The current PyTorch install supports CUDA capabilities sm_37 sm_50 sm_60 sm_70.
If you want to use the NVIDIA RTX A5000 GPU with PyTorch, please check the instructions at https://pytorch.org/get-started/locally/
warnings.warn(incompatible_device_warn.format(device_name, capability, " ".join(arch_list), device_name))
RuntimeError Traceback (most recent call last)
in
1 # run the model
----> 2 runner = Jobs(opt)
3 max_score = runner.train()
4 print("Train finish, best val score: {:.3f}".format(max_score))
5 test_score = runner.translate()
in init(self, opt)
7 self._build_device(self.opt)
8 self._build_dataloader()
----> 9 self._build_model()
10 self._build_optimizer()
11 self._build_evaluation()
in _build_model(self)
75
76 def _build_model(self):
---> 77 self.model = Graph2Seq.from_args(self.opt, self.vocab).to(self.device)
78
79 def _build_optimizer(self):
~/anaconda3/envs/g4nlp/lib/python3.8/site-packages/torch-1.10.2-py3.8-linux-x86_64.egg/torch/nn/modules/module.py in to(self, *args, **kwargs)
897 return t.to(device, dtype if t.is_floating_point() or t.is_complex() else None, non_blocking)
898
--> 899 return self._apply(convert)
900
901 def register_backward_hook(
~/anaconda3/envs/g4nlp/lib/python3.8/site-packages/torch-1.10.2-py3.8-linux-x86_64.egg/torch/nn/modules/module.py in _apply(self, fn)
568 def _apply(self, fn):
569 for module in self.children():
--> 570 module._apply(fn)
571
572 def compute_should_use_set_data(tensor, tensor_applied):
~/anaconda3/envs/g4nlp/lib/python3.8/site-packages/torch-1.10.2-py3.8-linux-x86_64.egg/torch/nn/modules/module.py in _apply(self, fn)
568 def _apply(self, fn):
569 for module in self.children():
--> 570 module._apply(fn)
571
572 def compute_should_use_set_data(tensor, tensor_applied):
~/anaconda3/envs/g4nlp/lib/python3.8/site-packages/torch-1.10.2-py3.8-linux-x86_64.egg/torch/nn/modules/module.py in _apply(self, fn)
568 def _apply(self, fn):
569 for module in self.children():
--> 570 module._apply(fn)
571
572 def compute_should_use_set_data(tensor, tensor_applied):
~/anaconda3/envs/g4nlp/lib/python3.8/site-packages/torch-1.10.2-py3.8-linux-x86_64.egg/torch/nn/modules/module.py in _apply(self, fn)
568 def _apply(self, fn):
569 for module in self.children():
--> 570 module._apply(fn)
571
572 def compute_should_use_set_data(tensor, tensor_applied):
~/anaconda3/envs/g4nlp/lib/python3.8/site-packages/torch-1.10.2-py3.8-linux-x86_64.egg/torch/nn/modules/rnn.py in _apply(self, fn)

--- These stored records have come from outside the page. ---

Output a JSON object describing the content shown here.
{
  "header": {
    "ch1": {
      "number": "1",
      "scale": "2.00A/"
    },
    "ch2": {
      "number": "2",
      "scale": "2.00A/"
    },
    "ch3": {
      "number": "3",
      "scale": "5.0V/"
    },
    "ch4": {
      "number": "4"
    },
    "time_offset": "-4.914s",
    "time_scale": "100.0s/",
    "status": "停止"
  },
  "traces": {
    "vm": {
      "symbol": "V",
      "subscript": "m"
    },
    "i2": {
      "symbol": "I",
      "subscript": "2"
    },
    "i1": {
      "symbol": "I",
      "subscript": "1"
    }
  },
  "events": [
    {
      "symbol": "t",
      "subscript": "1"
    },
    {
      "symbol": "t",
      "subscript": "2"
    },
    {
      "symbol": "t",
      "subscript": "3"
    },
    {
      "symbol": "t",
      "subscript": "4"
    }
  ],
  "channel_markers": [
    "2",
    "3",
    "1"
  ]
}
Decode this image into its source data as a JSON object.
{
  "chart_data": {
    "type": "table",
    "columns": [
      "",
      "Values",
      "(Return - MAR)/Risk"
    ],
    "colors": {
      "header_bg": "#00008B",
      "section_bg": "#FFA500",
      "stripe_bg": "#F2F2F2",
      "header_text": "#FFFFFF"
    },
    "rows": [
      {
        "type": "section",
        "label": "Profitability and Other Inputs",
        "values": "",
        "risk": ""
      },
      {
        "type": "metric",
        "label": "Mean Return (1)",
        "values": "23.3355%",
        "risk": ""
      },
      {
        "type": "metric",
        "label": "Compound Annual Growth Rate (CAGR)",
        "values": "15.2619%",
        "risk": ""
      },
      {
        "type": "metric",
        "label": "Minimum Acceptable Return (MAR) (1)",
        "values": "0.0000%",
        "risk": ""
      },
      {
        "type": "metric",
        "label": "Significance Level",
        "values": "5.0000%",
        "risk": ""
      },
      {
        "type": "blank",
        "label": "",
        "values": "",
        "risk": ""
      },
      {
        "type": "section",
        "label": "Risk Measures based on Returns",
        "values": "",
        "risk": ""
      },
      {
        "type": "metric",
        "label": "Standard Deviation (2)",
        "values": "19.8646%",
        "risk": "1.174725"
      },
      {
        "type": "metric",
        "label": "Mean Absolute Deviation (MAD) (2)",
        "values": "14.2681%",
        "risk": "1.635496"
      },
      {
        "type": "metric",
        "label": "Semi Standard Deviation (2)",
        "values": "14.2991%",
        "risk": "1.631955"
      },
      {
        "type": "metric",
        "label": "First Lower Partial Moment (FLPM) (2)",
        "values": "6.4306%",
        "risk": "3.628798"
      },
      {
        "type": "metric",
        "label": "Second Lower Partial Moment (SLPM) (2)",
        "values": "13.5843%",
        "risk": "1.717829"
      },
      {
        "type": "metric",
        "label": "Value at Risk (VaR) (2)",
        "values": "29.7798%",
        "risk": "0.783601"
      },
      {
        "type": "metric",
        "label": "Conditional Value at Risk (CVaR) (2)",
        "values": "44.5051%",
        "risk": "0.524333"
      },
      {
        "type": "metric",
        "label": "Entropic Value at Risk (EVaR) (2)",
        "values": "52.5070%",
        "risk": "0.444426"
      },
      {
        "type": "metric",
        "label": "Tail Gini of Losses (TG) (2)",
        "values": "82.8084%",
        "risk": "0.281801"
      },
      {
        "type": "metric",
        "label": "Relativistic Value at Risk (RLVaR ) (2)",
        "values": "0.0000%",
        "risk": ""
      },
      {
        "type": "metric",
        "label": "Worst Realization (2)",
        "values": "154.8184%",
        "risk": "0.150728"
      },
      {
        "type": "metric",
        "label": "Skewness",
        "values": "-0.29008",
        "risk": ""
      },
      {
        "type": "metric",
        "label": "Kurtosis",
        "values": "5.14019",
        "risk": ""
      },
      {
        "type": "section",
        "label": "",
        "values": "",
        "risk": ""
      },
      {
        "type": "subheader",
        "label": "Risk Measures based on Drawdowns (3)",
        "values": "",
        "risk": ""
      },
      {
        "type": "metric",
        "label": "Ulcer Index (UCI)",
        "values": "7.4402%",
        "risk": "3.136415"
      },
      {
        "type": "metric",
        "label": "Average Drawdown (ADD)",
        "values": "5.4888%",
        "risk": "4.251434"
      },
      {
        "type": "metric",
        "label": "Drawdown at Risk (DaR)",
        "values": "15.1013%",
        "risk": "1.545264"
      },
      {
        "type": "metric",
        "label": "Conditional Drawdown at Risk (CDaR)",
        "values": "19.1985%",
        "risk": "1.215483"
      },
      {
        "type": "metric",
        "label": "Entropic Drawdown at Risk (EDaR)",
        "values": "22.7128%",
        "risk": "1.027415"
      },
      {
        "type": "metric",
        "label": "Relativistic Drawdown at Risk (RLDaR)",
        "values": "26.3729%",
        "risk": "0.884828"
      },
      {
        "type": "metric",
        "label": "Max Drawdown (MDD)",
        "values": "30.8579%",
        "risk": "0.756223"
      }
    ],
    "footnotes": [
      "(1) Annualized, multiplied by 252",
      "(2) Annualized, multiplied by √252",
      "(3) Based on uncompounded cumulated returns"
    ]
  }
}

187 self._flat_weights = [(lambda wn: getattr(self, wn) if hasattr(self, wn) else None)(wn) for wn in self._flat_weights_names]
188 # Flattens params (on CUDA)
--> 189 self.flatten_parameters()
190
191 return ret
~/anaconda3/envs/g4nlp/lib/python3.8/site-packages/torch-1.10.2-py3.8-linux-x86_64.egg/torch/nn/modules/rnn.py in flatten_parameters(self)

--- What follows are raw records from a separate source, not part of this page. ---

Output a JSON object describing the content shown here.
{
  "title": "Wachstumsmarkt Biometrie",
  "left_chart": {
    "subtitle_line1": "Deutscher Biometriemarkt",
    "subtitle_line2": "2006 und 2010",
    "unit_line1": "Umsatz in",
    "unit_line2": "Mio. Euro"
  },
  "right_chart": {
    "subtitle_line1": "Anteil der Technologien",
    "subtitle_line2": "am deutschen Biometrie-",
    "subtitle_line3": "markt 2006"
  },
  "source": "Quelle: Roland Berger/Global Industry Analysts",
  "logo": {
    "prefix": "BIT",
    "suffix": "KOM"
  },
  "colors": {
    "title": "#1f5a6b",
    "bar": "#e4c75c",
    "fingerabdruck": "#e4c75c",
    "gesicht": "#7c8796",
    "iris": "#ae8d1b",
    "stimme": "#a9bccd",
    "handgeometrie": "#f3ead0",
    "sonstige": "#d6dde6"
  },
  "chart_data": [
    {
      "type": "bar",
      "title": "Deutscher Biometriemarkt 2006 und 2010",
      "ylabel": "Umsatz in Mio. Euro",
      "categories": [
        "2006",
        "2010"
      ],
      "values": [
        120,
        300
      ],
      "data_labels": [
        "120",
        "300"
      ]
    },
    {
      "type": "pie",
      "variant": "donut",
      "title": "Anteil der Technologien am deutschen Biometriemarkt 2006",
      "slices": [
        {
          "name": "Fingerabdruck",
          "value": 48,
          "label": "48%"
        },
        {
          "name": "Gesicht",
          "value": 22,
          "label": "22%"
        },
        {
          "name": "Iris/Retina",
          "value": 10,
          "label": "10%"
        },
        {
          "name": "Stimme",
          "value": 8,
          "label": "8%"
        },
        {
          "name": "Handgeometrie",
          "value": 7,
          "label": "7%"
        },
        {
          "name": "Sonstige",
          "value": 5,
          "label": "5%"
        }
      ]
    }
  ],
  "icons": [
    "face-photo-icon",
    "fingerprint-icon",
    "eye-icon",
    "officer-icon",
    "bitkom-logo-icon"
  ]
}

173 if self.proj_size > 0:
174 num_weights += 1
--> 175 torch._cudnn_rnn_flatten_weight(
176 self._flat_weights, num_weights,
177 self.input_size, rnn.get_cudnn_mode(self.mode),
RuntimeError: CUDA error: no kernel image is available for execution on the device
CUDA kernel errors might be asynchronously reported at some other API call,so the stacktrace below might be incorrect.
For debugging consider passing CUDA_LAUNCH_BLOCKING=1.`
Please make sure that the CUDA version and PyTorch build in your environment are consistent.
A recommended setup is to use conda for managing them:
conda install cudatoolkit=11.1 -c conda-forge
conda install pytorch -c pytorch
You may try this out and see if the problem remains. thanks.